Braunlage/Borkum - Schnee, Frost und Sturm haben das neue Jahr eröffnet. Zum Ausklang lockt der Januar mit blauem Himmel und viel Sonne Wintersportler in den Harz. Der Monat war kalt in Niedersachsen - aber trotzdem nicht ungewöhnlich kalt.

Dies stellt der Wetterdienst im Langzeitvergleich fest. Mit traumhaftem Winterwetter verabschiedet sich ein gefühlt kalter Januar aus Norddeutschland. Sonne und ein strahlend blauer Himmel lockten auch am Samstag wieder zahlreiche Ausflügler in die Wintersportgebiete des Harzes. 

Die Polizei riet angesichts hohen Verkehrsaufkommens auf der Bundesstraße 4 zwischen den Anschlussstellen Bad Harzburg und Braunlage-Nord zu Alternativrouten über angrenzende, kleinere Wintersportgebiete auszuweichen. Alle Parkplätze in der Region seien belegt.

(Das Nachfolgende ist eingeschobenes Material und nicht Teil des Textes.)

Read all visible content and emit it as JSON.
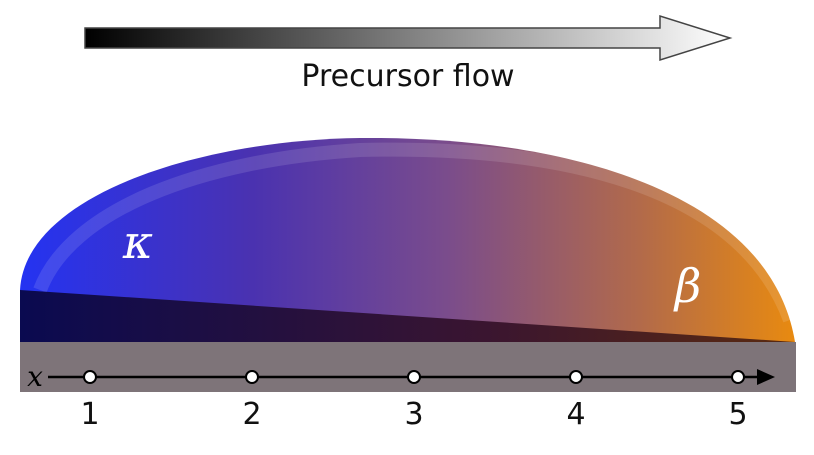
{
  "header": {
    "label": "Precursor flow"
  },
  "regions": [
    {
      "label": "κ"
    },
    {
      "label": "β"
    }
  ],
  "axis": {
    "label": "x",
    "positions": [
      "1",
      "2",
      "3",
      "4",
      "5"
    ]
  }
}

Skigebiet am Wurmberg voll ausgelastet

Besonders das Skigebiet am Wurmberg war gefragt. „Wir bewegen uns hier an der Kapazitätsgrenze, alles ist rappelvoll", sagte Daniel Rajn von der Wurmberg Alm der Deutschen Presse-Agentur und betonte: „In den kommenden zwei, drei Tagen dürfte es wegen der Zeugnisferien in Niedersachsen und der fast schon alpinen Schneeverhältnisse wohl auch noch so bleiben.“ Die Schneehöhe liege zur Zeit bei rund 90 Zentimetern auf den Pisten und daneben bei über einem Meter.

Aktuelle Wetterlage

Die durchschnittlichen Januar-Temperaturen bewegten sich im normalen langjährigen Durchschnitt, hieß es vom Deutschen Wetterdienst. Die Monatstemperatur in den fünf norddeutschen Bundesländern betrug im Schnitt plus 0,4 Grad. Besonders knackige Minusgrade wurden in Göttingen (minus 14 Grad Celsius) und auf dem Brocken (minus 16 Grad) gemessen.

Überdurchschnittlich viel Sonne

Die Sonne schien in Norddeutschland öfter als sonst in einem Januar - im Mittel 56,8 Stunden. Damit lag der erste Monat des Jahres deutlich über dem langjährigen Durchschnitt von 39,4 Stunden. Begonnen hatte der Januar ungemütlich mit Schnee, Kälte und Sturm.

Unerschrockene hatten am Neujahrstag noch ein Bad in der vier Grad kalten Nordsee gewagt, danach zogen bald heftige Schneefälle durch Norddeutschland. Schwere Orkanböen fegten über die Küste und rissen Container von Frachtern in der Nordsee. Die ostfriesischen Inseln bekamen unerwartet ein Müllproblem und hatten mit einer Riesen-Schwemme Plastik-Ostereier und Bauholz zu kämpfen

Mit den frühen Schneefällen öffneten am Wurmberg im Harz die ersten Lifte für Skifahrer, auf den Straßen sorgten glatte Straßen für zahlreiche Verkehrsunfälle. Noch in der ersten Januarwoche brachte Sturmtief „Axel" weitere Schneefälle und Hagel sowie Probleme auf Schienen und Straßen. Mitte Januar kam dann Tief „Egon", erneut mit viel Schnee. „Egon" legte am Freitag, den 13., teilweise den Verkehr lahm, es gab viele Glatteisunfälle.